2. Building For The Near Future
The biggest chip the Thunder had heading into the trade deadline was the $10.8 million dollar Traded Player Exception they acquired during the Carmelo Anthony for Dennis Schroder trade. A traded player exception (TPE) is like having cash in hand to acquire any player as long as said player doesn’t make more than the exception. For example, the team could have used the TPE on Terrance Ross, who is making $10.5 million this season. The caveat with TPEs is that they have a time limit: one year to the day of the transaction. For the Anthony TPE, the Thunder have until July 25th 2019 before that exception expires.
This is where the near future comes into play. Teams will be jockeying for cap space this off-season in anticipation of many high profile free agents coming available. Names like Kawhi Leonard, Kyrie Irving, Jimmy Butler, Kevin Durant, and Kemba Walker could all be available this summer. Any team wanting to throw their hat into the free agency battle royale may need some last minute tinkering to their roster to make money available. This is where OKC and their TPE comes into play. They could leverage the TPE into getting a player of worth and also a future asset (a draft pick). With no cap space and not many tradeable assets, this may be the only real way the Thunder can improve their team next season.
It’s no secret the Thunder have one of the highest payrolls in the league.

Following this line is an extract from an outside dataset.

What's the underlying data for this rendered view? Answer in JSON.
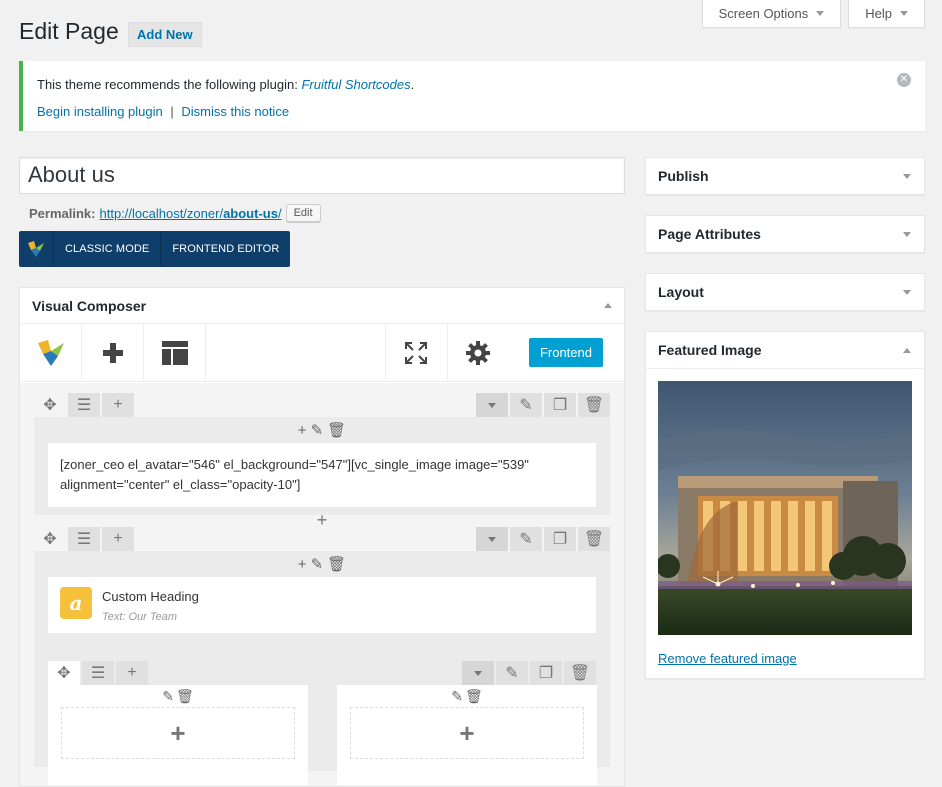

In addition, they are also in the repeater tax, which means they have to pay a higher percentage for every dollar they are over the luxury tax. Over the course of this season, they’ve trimmed their total salary bill (player salaries + tax amount) from over $300 million to about $206 million. Bringing on a high salaried player via the TPE would’ve bumped that total salary bill back near the $300 million amount from earlier this season.
It may not be my money or your money, but it is somebody’s money. And 50-100 million dollars is not something to easily disregard, no matter what tax bracket you are in. For nearly a decade, the Thunder did a great job of spending their money wisely. Over the last couple season, they’ve shown that willingness to spend. But they still have to be smart about it. They have the permission to spend lavishly, but must do it with a frugal mindset. Remember, scared money don’t make none, but stupid money will have you looking like the Brooklyn Nets of the past five seasons previous to this one.
This team, as currently constructed, has been a success thus far this season. They have a much stronger identity than they did last season, and are sticking to those principles to help them win games. In addition, no one in the West did anything to significantly make themselves better. Houston made a ton of moves, but they could all be seen as lateral moves by the end of the season. While it would have been good to shore up an area of need through a trade, the Thunder didn’t negatively impact themselves by standing pat.